I just got back from a bit of caffinated kvetching with Will Wilkinson and Tim “Undercover Economist” Harford about the recent spate of books bemoaning how affluence and the glut of market choices that go with it are making us all miserable—The Paradox of Choice and its many precursors and clones. Critiques of the “choice paralysis” argument typically focus on questions like whether the empirical data really does demonstrate more choices make people unhappy, and if they do, whether it’s not part of a temporary adjustment period as we become more adept at narrowing our choices in response to the glut—as, for instance, social filtering software such as Amazon uses makes it increasingly easier to do. But Harford pointed to a good John Kay piece that makes an elementary but underemphasized point:

The choice between Tweedledum and Tweedledee may not matter much to the chooser but it matters a lot to Tweedledum and Tweedledee.

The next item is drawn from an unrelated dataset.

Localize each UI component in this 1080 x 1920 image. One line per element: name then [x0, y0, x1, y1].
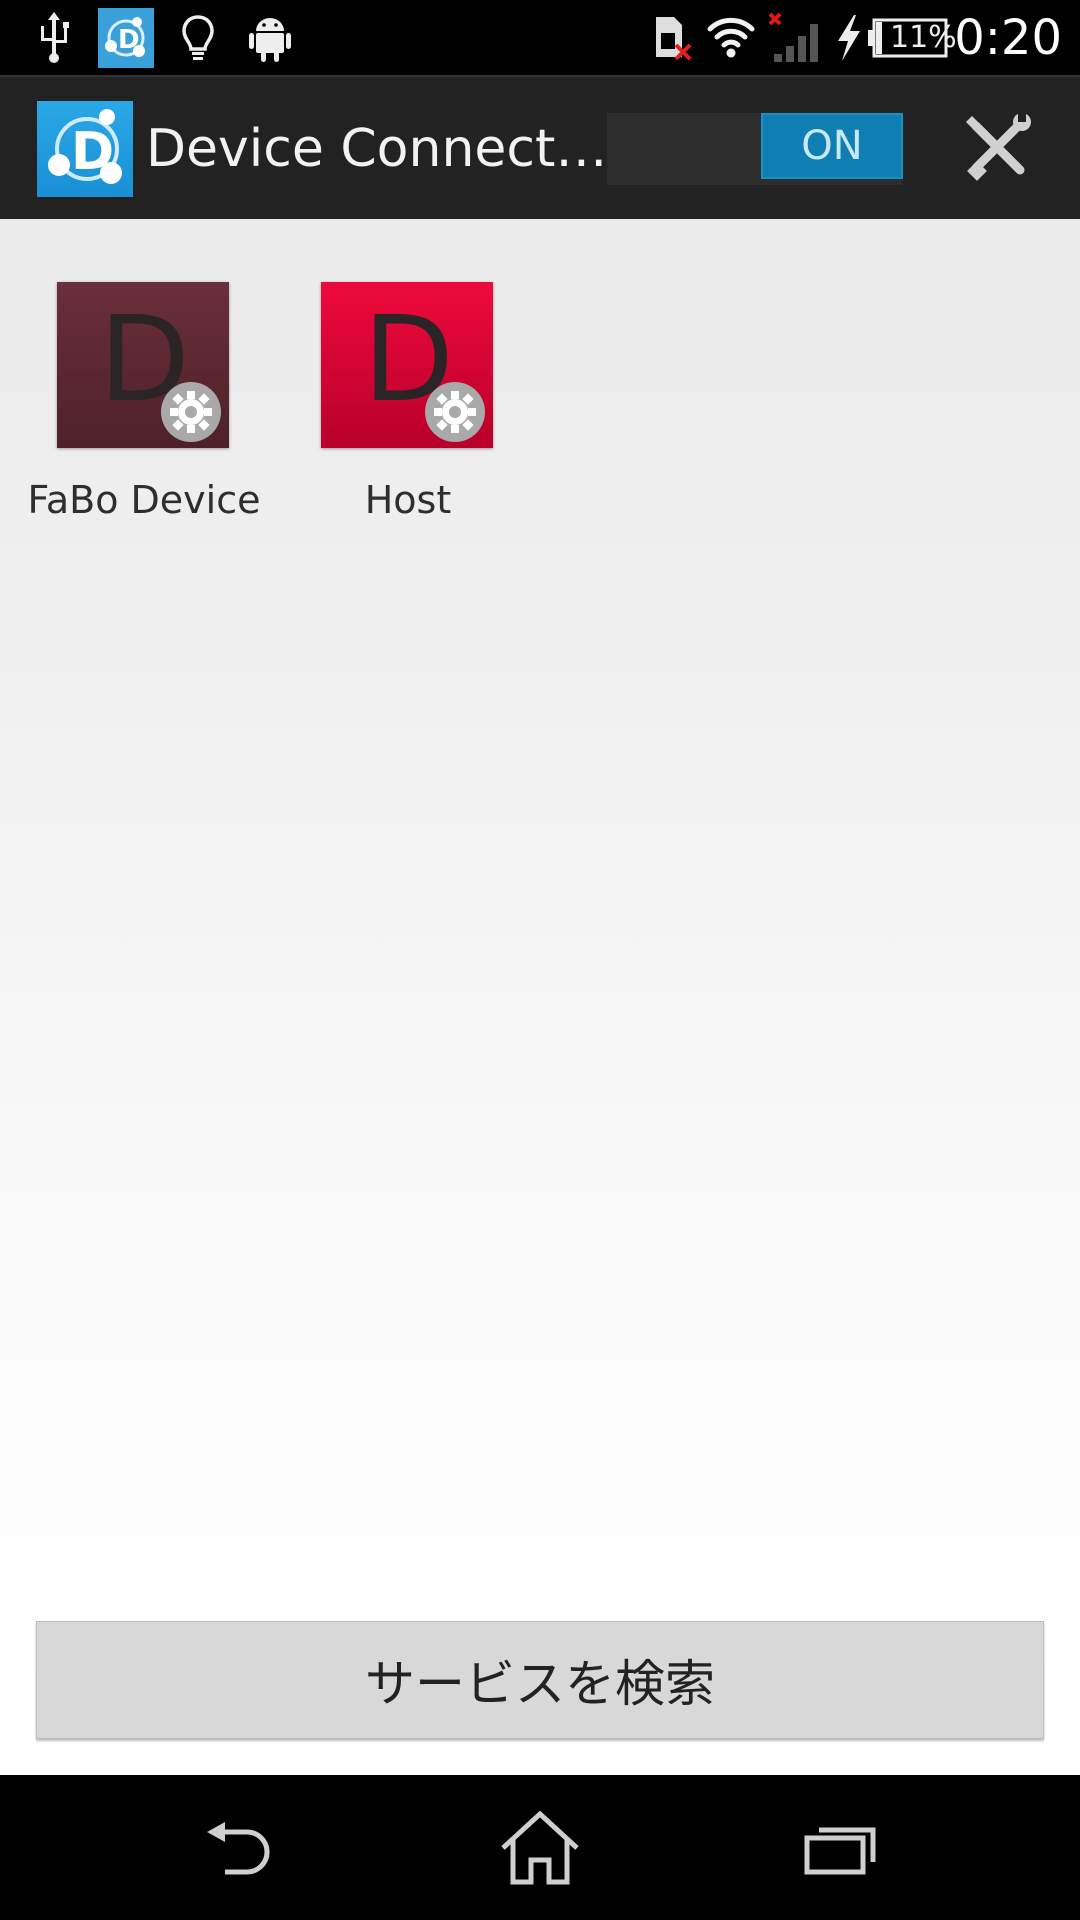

In other words: Maybe ceteris paribus having to pick from 20 very similar sorts of corn flakes at the supermarket is just an added hassle, and we’d be just as well off if the supermarket only stocked one or two of them. But ceteris ain’t never paribus: Having to compete with 19 other close substitues puts strong price and quality pressure on each manufacturer. So it’s not enough to point out that choice between a gaggle of similar products might be more annoying than a choice between some small subset of those same products—if the choice set were persistently limited for everyone, then you wouldn’t have those same products, put probably significantly worse ones. The fact that some people agonize over which of a dozen sorts of corn flakes to buy means you’re likely to do better picking one at random than if you agonized over the choice between the only two brands in the world.